BlackBerry (TSX:BB) stock was sent tumbling last week as the tech stock fell to the lowest levels in the last 21 years on the TSX. The fall came after BlackBerry announced a debt refinancing plan to add financial flexibility, but investors were far from impressed.
Now at these low levels, is it a good time to get in for easy returns? Let’s take a look.
A major pivot
BlackBerry continues to work on debt after making the move to completely get rid of its smartphone business, and instead focus solely on its cybersecurity and connected car software in recent years. The company already went through refinancing that brought in US$150 million worth of notes, with a maturity date of February 14 back in November.
The incoming maturity meant that analysts expected a new offering, but just didn’t know what it would be. Last week, it was announced that its convertible debt would mature by 2029, with 3% interest paid annually. It also allows noteholders to convert that debt into shares at a 32.5% premium over the stock’s closing price at the time of the offering.

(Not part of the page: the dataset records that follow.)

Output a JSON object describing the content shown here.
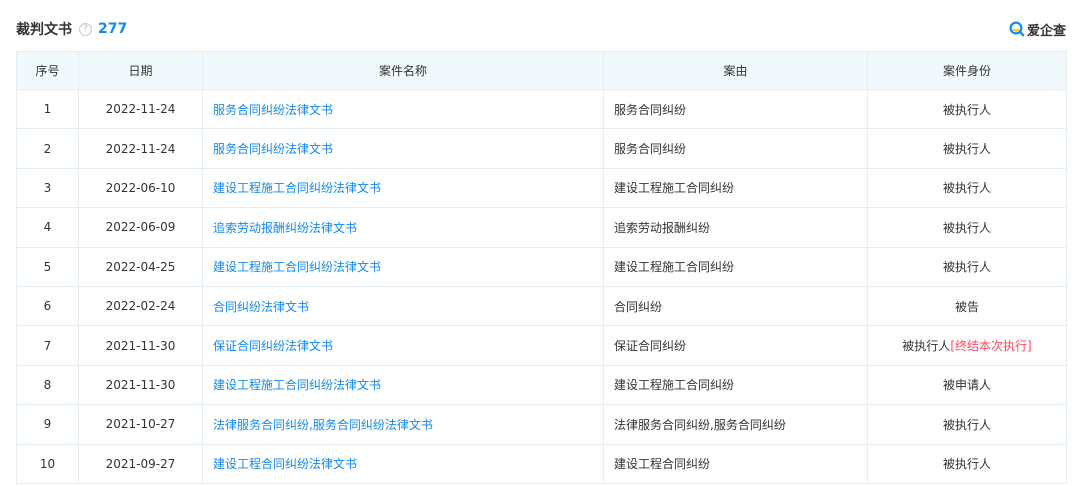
{
  "header": {
    "title": "裁判文书",
    "help_icon": "?",
    "count": "277",
    "logo_text": "爱企查",
    "logo_color": "#128bed"
  },
  "table": {
    "columns": [
      "序号",
      "日期",
      "案件名称",
      "案由",
      "案件身份"
    ],
    "rows": [
      {
        "index": "1",
        "date": "2022-11-24",
        "case_name": "服务合同纠纷法律文书",
        "cause": "服务合同纠纷",
        "role": "被执行人",
        "status": ""
      },
      {
        "index": "2",
        "date": "2022-11-24",
        "case_name": "服务合同纠纷法律文书",
        "cause": "服务合同纠纷",
        "role": "被执行人",
        "status": ""
      },
      {
        "index": "3",
        "date": "2022-06-10",
        "case_name": "建设工程施工合同纠纷法律文书",
        "cause": "建设工程施工合同纠纷",
        "role": "被执行人",
        "status": ""
      },
      {
        "index": "4",
        "date": "2022-06-09",
        "case_name": "追索劳动报酬纠纷法律文书",
        "cause": "追索劳动报酬纠纷",
        "role": "被执行人",
        "status": ""
      },
      {
        "index": "5",
        "date": "2022-04-25",
        "case_name": "建设工程施工合同纠纷法律文书",
        "cause": "建设工程施工合同纠纷",
        "role": "被执行人",
        "status": ""
      },
      {
        "index": "6",
        "date": "2022-02-24",
        "case_name": "合同纠纷法律文书",
        "cause": "合同纠纷",
        "role": "被告",
        "status": ""
      },
      {
        "index": "7",
        "date": "2021-11-30",
        "case_name": "保证合同纠纷法律文书",
        "cause": "保证合同纠纷",
        "role": "被执行人",
        "status": "[终结本次执行]"
      },
      {
        "index": "8",
        "date": "2021-11-30",
        "case_name": "建设工程施工合同纠纷法律文书",
        "cause": "建设工程施工合同纠纷",
        "role": "被申请人",
        "status": ""
      },
      {
        "index": "9",
        "date": "2021-10-27",
        "case_name": "法律服务合同纠纷,服务合同纠纷法律文书",
        "cause": "法律服务合同纠纷,服务合同纠纷",
        "role": "被执行人",
        "status": ""
      },
      {
        "index": "10",
        "date": "2021-09-27",
        "case_name": "建设工程合同纠纷法律文书",
        "cause": "建设工程合同纠纷",
        "role": "被执行人",
        "status": ""
      }
    ]
  },
  "colors": {
    "link": "#128bed",
    "status": "#fd485e",
    "header_bg": "#f2f9fc",
    "border": "#e4eef6"
  }
}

So, of course, investors in the stock weren’t pleased with the move offering a premium, sending shares downwards. It then reached the lowest levels seen since May 2023. Yet those who specialize in debt were quite happy with the deal, providing breathing room at a time when the new executives are trying to gain traction. So could this be the beginning of great things for investors buying at these super low prices?
The details
The main issue that a lot of investors had with the deal was the 3% interest rate. This was almost double the 1.75% interest rate for its last offering. Add in the conversion premium which dilutes existing shareholders, and it was an all around mess.
Furthermore, investors aren’t keen on the offering strategy used in the United States. This strategy is known as a convertible hedge. It involves buying these convertible notes through a new offering, while at the same time shorting company shares. The idea here is to borrow BlackBerry stock, sell it at a current price, then buy it later when shares are lower (ideally), pocketing the difference.

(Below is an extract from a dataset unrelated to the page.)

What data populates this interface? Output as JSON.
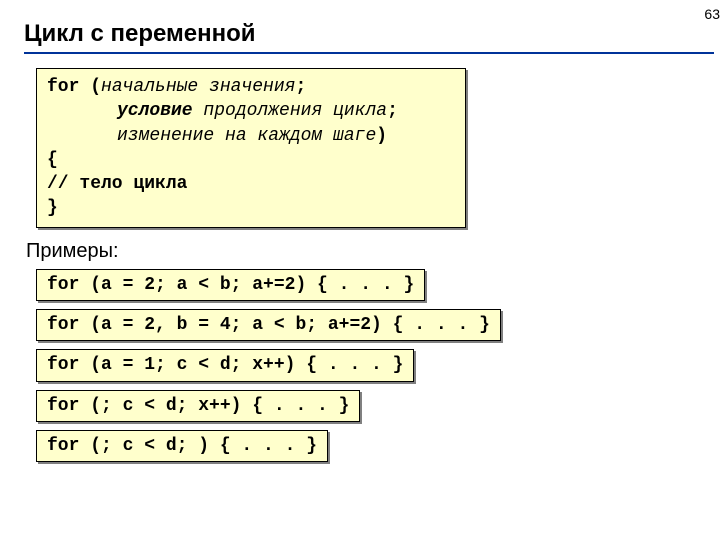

This is a complicated strategy used by hedge funds, but also puts even more pressure on Blackberry stock. While shares have stabilized since then, analysts don’t believe there are any events coming up that would send shares higher.
What now
So should investors consider BlackBerry stock? I would stay away for now. New Chief Executive Officer John Giamatteo is still trying to find his footing. The company is now splitting into two businesses for both cybersecurity and Internet of Things. It’s unclear when this will happen, and even how. So it’s really just filled with risk at the moment.
Meanwhile, BlackBerry stock continues to burn through cash to try and gain traction in the incredibly competitive cybersecurity market. So if you’re hoping that these bottomed out shares will rebound, unfortunately the reverse could be true.